Higher CNN performance is expected with a growing patient database – currently, only 36 data sets are available for training. So far, due to long training times, no leave-one-out cross validation could be performed yet. Nevertheless, using CNNs with different input channels can provide valuable information about the necessary acquisition methods, which helps to shorten the acquisition protocols without compromising segmentation quality.

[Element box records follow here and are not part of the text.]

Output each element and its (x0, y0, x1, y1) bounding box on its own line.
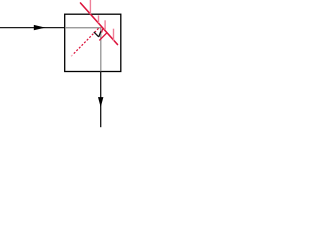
wire: output beam line (down) (100, 72, 102, 128)
red streak crossing below corner (99, 33, 106, 40)
mirror hatch tick 1 (89, 0, 91, 14)
dashed red beam path (faint tail) (71, 55, 72, 56)
output beam arrowhead (98, 97, 103, 107)
mirror hatch tick 4 (113, 29, 115, 41)
black arrow stroke B (99, 31, 101, 37)
mirror hatch tick 2 (98, 15, 100, 23)
wire: beam inside box (gray), bends down (65, 28, 101, 71)
mirror hatch tick 3 (104, 20, 106, 30)
black arrow stroke A (94, 32, 99, 37)
dashed red beam path (74, 28, 99, 54)
wire: input beam line (0, 27, 64, 29)
mirror: red diagonal (81, 3, 118, 45)
input beam arrowhead (34, 25, 46, 30)
red steep streak right of beam corner (102, 29, 103, 33)
box (beam splitter cube) (65, 14, 121, 71)
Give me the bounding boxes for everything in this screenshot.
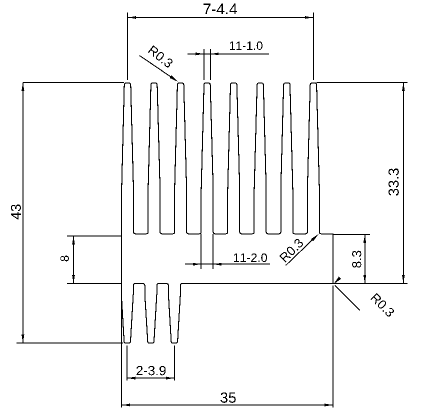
- dimension 33.3 (fin height): [317, 81, 408, 83]
- leader R0.3 (fin tip radius): [140, 56, 177, 81]
- dimension 8 (base height left): [67, 235, 122, 237]
- dimension 11-2.0 (fin root width): [200, 234, 202, 269]
- dimension 7-4.4 (fin pitch overall): [127, 13, 129, 81]
- dimension 11-1.0 (fin tip width): [203, 49, 205, 80]
- leader R0.3 (base corner radius): [335, 286, 360, 311]
- dimension 43 (overall height): [23, 81, 124, 83]
- heatsink profile outline: [121, 83, 333, 343]
- dimension 8.3 (shelf height): [333, 233, 370, 235]
- dimension 35 (overall width): [121, 285, 123, 408]
- dimension 2-3.9 (lower fin pitch): [126, 346, 128, 381]
- leader R0.3 (shelf corner radius): [286, 235, 318, 265]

1. Pereira S, Pinto A, Alves V, Silva CA. Brain Tumor Segmentation Using Convolutional Neural Networks in MRI Images. IEEE Trans. Med. Imaging 2016;35:1240–1251 doi: 10.1109/TMI.2016.2538465.
2. Menze BH, Jakab A, Bauer S, et al. The Multimodal Brain Tumor Image Segmentation Benchmark (BRATS). IEEE Trans. Med. Imaging 2015;34:1993–2024 doi: 10.1109/TMI.2014.2377694.
3. Havaei M, Davy A, Warde-Farley D, et al. Brain tumor segmentation with Deep Neural Networks. Med. Image Anal. 2017;35:18–31 doi: 10.1016/j.media.2016.05.004.
4. Akkus Z, Galimzianova A, Hoogi A, Rubin DL, Erickson BJ. Deep Learning for Brain MRI Segmentation: State of the Art and Future Directions. J. Digit. Imaging 2017;30:449–459 doi: 10.1007/s10278-017-9983-4.
5. Kamnitsas K, Ledig C, Newcombe VFJ, et al. Efficient multi-scale 3D CNN with fully connected CRF for accurate brain lesion segmentation. Med. Image Anal. 2017;36:61–78 doi: 10.1016/j.media.2016.10.004.
6. He K, Zhang X, Ren S, Sun J. Deep Residual Learning for Image Recognition. ArXiv151203385 Cs 2015.